Plusieurs milliards détournés de la GOANA : Quand l’OFNAC joue avec sa crédibilité

Alors que beaucoup doutent encore de son efficacité, l’Ofnac joue sa crédibilité avec la saisine adressée à sa Présidente pour diligenter une enquête sur les fonds de la Goana.

Saisie officiellement pour diligenter une enquête après avoir affirmé détenir des documents attestant le détournement des milliards de la Goana (Grande offensive agricole pour la nourriture et l’abondance), la Présidente de l’Ofnac semble pourtant traîner les pieds.

Or, ses propos sur la nébuleuse autour de la gestion des fonds de la Goana sont sans équivoque.

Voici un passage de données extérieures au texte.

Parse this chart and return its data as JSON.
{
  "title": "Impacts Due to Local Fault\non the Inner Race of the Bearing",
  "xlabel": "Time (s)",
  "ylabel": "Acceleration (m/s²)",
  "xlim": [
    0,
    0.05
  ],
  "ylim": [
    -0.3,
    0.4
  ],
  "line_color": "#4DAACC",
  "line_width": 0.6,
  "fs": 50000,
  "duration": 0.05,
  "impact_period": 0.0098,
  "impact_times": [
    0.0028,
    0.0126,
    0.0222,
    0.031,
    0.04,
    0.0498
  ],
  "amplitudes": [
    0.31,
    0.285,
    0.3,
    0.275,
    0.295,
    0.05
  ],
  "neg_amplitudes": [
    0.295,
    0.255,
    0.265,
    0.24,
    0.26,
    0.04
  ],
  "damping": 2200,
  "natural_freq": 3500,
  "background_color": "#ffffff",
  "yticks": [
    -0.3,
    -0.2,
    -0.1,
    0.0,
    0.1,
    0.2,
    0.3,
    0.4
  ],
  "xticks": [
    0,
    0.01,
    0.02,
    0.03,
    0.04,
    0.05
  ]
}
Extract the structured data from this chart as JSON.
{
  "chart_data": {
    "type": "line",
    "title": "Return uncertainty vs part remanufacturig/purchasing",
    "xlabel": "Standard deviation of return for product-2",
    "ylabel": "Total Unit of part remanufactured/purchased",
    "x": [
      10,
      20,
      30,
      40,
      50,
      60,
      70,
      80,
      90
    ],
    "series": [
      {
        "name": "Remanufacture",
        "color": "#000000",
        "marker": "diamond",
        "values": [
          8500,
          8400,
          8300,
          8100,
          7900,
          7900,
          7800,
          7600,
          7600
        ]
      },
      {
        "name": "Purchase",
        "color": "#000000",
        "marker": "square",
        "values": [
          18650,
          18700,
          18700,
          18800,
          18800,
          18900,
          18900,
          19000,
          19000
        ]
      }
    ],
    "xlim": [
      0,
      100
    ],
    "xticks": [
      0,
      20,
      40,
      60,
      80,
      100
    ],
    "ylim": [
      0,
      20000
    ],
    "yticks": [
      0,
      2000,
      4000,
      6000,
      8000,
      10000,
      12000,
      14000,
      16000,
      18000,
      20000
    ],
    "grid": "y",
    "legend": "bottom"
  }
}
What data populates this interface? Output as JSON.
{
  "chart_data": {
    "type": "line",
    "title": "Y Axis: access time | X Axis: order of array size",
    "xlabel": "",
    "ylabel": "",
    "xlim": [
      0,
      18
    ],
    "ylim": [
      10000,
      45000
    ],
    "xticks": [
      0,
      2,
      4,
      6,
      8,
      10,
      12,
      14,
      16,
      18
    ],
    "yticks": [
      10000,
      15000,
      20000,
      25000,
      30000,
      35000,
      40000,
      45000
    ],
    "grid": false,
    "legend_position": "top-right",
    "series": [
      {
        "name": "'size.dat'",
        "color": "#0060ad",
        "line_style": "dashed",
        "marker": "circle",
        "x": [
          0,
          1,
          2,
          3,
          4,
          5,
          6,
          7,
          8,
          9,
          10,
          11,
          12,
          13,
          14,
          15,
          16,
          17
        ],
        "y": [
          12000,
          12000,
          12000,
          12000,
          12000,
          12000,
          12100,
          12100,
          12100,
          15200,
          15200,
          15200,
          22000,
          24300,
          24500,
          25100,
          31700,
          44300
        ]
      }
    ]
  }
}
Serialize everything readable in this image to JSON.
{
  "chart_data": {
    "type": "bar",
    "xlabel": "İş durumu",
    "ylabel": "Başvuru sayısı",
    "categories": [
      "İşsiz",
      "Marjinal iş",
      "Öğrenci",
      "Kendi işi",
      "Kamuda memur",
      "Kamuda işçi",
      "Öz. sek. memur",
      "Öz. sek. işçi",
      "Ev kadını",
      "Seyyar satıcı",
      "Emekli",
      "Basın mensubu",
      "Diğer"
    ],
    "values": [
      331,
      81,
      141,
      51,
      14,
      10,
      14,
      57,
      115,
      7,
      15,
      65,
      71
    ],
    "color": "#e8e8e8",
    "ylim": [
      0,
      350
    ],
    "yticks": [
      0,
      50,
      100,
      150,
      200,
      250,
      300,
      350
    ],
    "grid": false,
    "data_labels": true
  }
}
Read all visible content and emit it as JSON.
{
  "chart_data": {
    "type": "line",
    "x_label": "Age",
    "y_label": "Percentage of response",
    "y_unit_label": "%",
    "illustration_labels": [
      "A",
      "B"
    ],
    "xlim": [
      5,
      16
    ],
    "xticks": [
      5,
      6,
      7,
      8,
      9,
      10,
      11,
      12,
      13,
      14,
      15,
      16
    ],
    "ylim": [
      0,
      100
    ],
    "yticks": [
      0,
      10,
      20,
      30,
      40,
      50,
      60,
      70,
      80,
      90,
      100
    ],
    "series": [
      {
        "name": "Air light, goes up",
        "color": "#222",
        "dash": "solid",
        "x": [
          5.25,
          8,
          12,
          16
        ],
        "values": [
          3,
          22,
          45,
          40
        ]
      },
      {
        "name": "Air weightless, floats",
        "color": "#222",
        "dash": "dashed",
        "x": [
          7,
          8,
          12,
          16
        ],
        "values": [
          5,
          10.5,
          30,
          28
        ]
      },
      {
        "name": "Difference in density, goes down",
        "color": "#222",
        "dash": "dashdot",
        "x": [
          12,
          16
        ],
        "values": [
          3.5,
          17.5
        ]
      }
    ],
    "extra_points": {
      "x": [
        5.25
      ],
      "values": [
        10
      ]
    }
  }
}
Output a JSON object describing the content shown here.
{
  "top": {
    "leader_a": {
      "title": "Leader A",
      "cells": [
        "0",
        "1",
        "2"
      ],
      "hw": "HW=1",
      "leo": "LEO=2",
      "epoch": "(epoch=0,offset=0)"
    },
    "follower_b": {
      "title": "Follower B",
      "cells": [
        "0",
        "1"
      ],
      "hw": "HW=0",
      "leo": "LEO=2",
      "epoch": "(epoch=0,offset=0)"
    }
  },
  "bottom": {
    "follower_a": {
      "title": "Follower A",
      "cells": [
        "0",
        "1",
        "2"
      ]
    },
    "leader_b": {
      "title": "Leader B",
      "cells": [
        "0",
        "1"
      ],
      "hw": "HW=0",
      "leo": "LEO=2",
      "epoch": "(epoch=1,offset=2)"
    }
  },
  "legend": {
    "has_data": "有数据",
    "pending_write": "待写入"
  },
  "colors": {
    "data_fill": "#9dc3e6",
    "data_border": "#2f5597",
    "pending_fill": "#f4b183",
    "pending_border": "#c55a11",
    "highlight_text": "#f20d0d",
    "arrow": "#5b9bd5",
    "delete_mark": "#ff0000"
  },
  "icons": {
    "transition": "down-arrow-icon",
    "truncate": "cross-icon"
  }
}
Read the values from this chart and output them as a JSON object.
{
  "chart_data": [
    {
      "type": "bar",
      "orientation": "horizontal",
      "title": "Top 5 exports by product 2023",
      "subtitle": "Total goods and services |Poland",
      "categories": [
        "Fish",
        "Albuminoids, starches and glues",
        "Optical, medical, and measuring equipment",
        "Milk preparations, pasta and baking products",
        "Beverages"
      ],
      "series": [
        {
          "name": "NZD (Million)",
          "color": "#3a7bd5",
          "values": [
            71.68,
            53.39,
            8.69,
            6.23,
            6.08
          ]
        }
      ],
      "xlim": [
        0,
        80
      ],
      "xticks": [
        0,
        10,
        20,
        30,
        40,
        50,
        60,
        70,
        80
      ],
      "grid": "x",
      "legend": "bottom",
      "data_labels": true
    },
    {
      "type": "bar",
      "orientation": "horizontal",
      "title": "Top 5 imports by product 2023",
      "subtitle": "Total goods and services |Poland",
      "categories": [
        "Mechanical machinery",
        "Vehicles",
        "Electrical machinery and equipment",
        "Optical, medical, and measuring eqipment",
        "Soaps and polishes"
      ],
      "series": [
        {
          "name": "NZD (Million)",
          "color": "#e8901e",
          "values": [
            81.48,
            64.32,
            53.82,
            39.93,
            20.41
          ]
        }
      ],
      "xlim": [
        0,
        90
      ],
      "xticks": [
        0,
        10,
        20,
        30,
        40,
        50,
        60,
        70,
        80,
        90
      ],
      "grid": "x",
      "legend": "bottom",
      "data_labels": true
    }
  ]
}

«On met 40% du budget de fonctionnement dans l’éducation et on n’a pas de résultats. L’agriculture aussi. Moi, je sais et j’ai des documents. Si on n’avait pas détourné les milliards que le Président Wade a mis dans la Goana, on aurait atteint l’autosuffisance», avait déclaré la Présidente de l’Ofnac lors d’une rencontre organisée par le Réseau des institutions nationales de lutte contre la corruption en Afrique de l’Ouest.
Cette sortie de Nafi Ngom Keïta avait fait réagir logiquement un administrateur de sociétés qui, à travers une lettre datée du 1er juillet 2015 et révélée en exclusivité dans ces mêmes colonnes, avait invité la présidente de l’Ofnac à éclairer la lanterne des Sunugaaliens sur une affaire aussi grave.

D’où l’intérêt de la saisine adressée à l’Ofnac et de la suite qui lui sera réservée. En tout cas, Nafi Ngom Keïta, elle-même, a personnellement toujours refusé de se plier au silence que certains veulent lui imposer.
A ceux qui lui reprochent d’être parfois trop «bavarde», elle a toujours rétorqué qu’il en sera ainsi jusqu’à la fin de sa mission.

«Je dois communiquer pour sensibiliser sur les prérogatives qui sont les nôtres mais aussi et surtout pour éviter la désinformation qu’on peut véhiculer sur l’institution qu’est l’Ofnac», avait-elle indiqué en marge d’un atelier de Planification des actions stratégiques de la structure qu’elle dirige.

Or, si comme elle le dit, elle est vraiment attentive à la manière dont les Sunugaaliens perçoivent l’Ofnac, le détournement des milliards de la Goana dont elle affirme détenir les preuves, ne peut et ne doit pas rester sans suite.

Et selon qu’elle ira au bout ou non, l’Ofnac sera perçu comme un instrument destiné à combattre réellement la fraude et la corruption ou, au contraire, comme un simple «machin».